富野氏の資料に加えて、それぞれのアニメ作品の設定画や企画資料なども実物が並んでいる。ガンダムマニアを今の歳まで続けていれば設定資料集などで見たことがある画も多いけれど、実物はもちろん初めて。ペンで清書して書籍に収まる前の画、細々とした訂正指示がある画は見ていてとても楽しい。
インタビューでは理屈と感情を爆発させる富野氏だが、修正指示はかなり具体的かつ教育的だ。つまり、後進や若手に「修正した理由」までしっかり書き込んでいる。
映像の展示も多いが、ガンダムにしろダンバインにしろ、今では見返す手段は多いから大抵は素通りとなる。「機動戦士ガンダム第一話:ガンダム大地に立つ」なんて、なんとなく過去に見たものを覚えているし、帰宅してから探してもいいので。
それくらいに飛ばしていかないと、閉館時間になってしまう。
「当日の半券で再入場可能な企画展なんて珍しいな」と思ったけれど、確かにこれは時間がかかる。
僕も普段ならば必ず立ち寄る常設展と「ロダン館」の地獄の門を今日は断念した。朝から行けば良かった*1。
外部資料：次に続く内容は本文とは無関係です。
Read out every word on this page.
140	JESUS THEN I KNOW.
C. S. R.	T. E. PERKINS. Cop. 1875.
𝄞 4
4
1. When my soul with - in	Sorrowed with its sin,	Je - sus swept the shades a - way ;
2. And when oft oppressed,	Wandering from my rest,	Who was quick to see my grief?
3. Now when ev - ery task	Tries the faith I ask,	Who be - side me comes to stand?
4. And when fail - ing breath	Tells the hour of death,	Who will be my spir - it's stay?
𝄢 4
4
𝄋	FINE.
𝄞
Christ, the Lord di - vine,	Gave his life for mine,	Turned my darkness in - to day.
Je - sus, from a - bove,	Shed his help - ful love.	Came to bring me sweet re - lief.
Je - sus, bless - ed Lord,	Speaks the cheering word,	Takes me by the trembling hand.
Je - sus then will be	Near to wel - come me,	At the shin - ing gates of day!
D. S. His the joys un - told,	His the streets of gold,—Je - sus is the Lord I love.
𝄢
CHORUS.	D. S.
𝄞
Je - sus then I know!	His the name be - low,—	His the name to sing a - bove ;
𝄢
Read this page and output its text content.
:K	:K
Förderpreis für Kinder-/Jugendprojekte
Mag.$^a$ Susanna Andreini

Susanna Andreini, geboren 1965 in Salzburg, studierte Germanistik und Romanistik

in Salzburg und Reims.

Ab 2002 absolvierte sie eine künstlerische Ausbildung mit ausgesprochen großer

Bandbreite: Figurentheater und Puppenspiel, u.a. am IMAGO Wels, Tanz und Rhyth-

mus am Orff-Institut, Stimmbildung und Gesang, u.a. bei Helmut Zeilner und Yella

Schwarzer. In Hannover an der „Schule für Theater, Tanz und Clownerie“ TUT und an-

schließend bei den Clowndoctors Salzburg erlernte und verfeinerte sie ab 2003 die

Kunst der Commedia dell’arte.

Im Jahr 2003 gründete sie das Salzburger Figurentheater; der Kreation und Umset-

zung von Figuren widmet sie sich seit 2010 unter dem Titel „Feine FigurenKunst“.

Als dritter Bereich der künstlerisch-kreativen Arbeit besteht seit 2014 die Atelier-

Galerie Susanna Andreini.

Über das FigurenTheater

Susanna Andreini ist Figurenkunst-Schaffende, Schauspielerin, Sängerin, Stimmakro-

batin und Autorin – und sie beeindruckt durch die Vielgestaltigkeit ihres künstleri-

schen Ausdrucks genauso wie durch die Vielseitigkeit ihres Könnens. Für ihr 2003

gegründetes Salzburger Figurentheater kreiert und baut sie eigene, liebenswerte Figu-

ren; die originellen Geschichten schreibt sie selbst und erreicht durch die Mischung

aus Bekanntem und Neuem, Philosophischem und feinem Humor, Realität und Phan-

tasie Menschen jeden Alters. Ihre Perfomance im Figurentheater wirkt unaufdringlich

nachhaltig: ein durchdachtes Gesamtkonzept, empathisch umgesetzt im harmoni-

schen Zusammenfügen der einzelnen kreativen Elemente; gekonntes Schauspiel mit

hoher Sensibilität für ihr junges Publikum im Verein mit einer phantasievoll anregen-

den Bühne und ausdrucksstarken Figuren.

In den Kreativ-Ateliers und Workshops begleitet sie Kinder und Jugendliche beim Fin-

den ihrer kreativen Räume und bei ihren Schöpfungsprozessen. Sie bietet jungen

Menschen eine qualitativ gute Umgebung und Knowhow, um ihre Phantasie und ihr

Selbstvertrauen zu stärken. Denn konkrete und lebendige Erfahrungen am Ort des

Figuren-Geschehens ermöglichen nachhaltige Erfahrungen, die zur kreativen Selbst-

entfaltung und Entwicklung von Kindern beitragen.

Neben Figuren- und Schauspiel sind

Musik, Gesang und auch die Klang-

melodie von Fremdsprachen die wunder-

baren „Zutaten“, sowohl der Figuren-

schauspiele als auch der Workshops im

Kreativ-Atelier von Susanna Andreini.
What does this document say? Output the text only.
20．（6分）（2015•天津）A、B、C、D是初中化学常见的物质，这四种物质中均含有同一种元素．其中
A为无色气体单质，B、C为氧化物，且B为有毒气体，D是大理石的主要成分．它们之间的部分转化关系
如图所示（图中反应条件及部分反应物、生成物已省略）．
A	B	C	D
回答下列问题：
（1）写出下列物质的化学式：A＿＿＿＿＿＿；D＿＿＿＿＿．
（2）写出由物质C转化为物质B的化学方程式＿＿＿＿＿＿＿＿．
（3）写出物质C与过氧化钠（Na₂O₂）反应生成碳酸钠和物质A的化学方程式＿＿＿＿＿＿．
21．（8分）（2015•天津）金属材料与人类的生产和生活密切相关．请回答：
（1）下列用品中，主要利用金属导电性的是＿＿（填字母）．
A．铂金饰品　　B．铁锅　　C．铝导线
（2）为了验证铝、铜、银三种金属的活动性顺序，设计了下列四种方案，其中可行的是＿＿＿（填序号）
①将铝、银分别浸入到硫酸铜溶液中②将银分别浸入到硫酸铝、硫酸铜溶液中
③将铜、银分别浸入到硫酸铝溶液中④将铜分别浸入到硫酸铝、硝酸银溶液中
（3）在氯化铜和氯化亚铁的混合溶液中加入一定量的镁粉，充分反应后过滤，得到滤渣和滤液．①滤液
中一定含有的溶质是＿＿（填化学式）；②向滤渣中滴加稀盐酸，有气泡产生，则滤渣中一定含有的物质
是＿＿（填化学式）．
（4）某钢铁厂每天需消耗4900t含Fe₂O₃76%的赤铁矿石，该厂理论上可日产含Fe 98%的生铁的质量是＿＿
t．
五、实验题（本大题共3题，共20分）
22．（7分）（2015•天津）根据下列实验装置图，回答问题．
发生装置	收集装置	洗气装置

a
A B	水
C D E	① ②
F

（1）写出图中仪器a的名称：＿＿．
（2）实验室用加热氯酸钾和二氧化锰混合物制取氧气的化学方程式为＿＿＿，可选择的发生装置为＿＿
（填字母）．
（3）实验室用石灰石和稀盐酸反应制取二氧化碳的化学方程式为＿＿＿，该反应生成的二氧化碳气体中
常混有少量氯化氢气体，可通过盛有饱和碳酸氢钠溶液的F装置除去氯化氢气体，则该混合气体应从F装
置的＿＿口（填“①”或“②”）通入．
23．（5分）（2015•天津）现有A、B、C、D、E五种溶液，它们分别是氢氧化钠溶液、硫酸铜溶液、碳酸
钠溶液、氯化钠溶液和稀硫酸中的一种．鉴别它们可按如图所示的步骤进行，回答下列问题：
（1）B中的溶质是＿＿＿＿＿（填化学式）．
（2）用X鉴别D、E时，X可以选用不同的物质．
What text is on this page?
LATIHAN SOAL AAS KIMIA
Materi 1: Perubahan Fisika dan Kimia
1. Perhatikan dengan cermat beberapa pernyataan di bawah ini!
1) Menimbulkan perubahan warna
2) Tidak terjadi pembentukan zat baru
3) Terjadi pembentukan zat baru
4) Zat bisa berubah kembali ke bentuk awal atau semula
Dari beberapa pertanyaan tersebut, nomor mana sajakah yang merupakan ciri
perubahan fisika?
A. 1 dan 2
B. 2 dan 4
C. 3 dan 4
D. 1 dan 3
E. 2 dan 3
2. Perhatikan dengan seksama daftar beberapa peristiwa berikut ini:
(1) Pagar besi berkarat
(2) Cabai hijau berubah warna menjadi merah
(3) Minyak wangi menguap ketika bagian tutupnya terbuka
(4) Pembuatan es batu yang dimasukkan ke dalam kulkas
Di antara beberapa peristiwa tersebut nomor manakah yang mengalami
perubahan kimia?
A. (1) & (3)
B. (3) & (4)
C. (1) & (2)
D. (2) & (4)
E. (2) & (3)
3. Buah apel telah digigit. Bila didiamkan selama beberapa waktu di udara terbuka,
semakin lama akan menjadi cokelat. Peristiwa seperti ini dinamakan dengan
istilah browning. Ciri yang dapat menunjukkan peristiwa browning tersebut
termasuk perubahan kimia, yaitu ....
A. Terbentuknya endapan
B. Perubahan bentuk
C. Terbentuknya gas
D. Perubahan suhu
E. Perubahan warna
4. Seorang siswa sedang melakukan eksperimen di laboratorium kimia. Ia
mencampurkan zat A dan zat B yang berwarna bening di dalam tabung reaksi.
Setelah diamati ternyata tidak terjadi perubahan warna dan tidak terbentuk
展示後のミュージアムショップで「これ、図録を買えば展示は要らないんじゃないか(情報的には)」と思ったのだが、そういうことを言い出すと心が貧しくなるので、この気分はこれでおしまい。
静岡県立美術館は、駐車場からの遊歩道が好きだ。
遠くの駐車場に停めて歩くことにしている。静岡市でも、最も緑の濃い道。
行きは遊歩道を歩く。
帰りは途中から道を逸れて、大学の「芝生広場」側を散策しながら駐車場に向かう。
ここはラグビー場くらいの広さもあるのに、球技禁止の芝生広場にしている。行政と大学の英断だと評価している。こういうだだっ広くて安全な、なにもない場所は必要だと思う。自分は近隣住民ではないから恩恵を受けるのは稀だが、近くに住んでいたら、あるいは大学生だったら通っていただろう。
そんな1日。
まだキッチンと廊下は猪くさい。でもまあ良い日でした。
*1:午後のわりと遅い時刻に入館したのだった。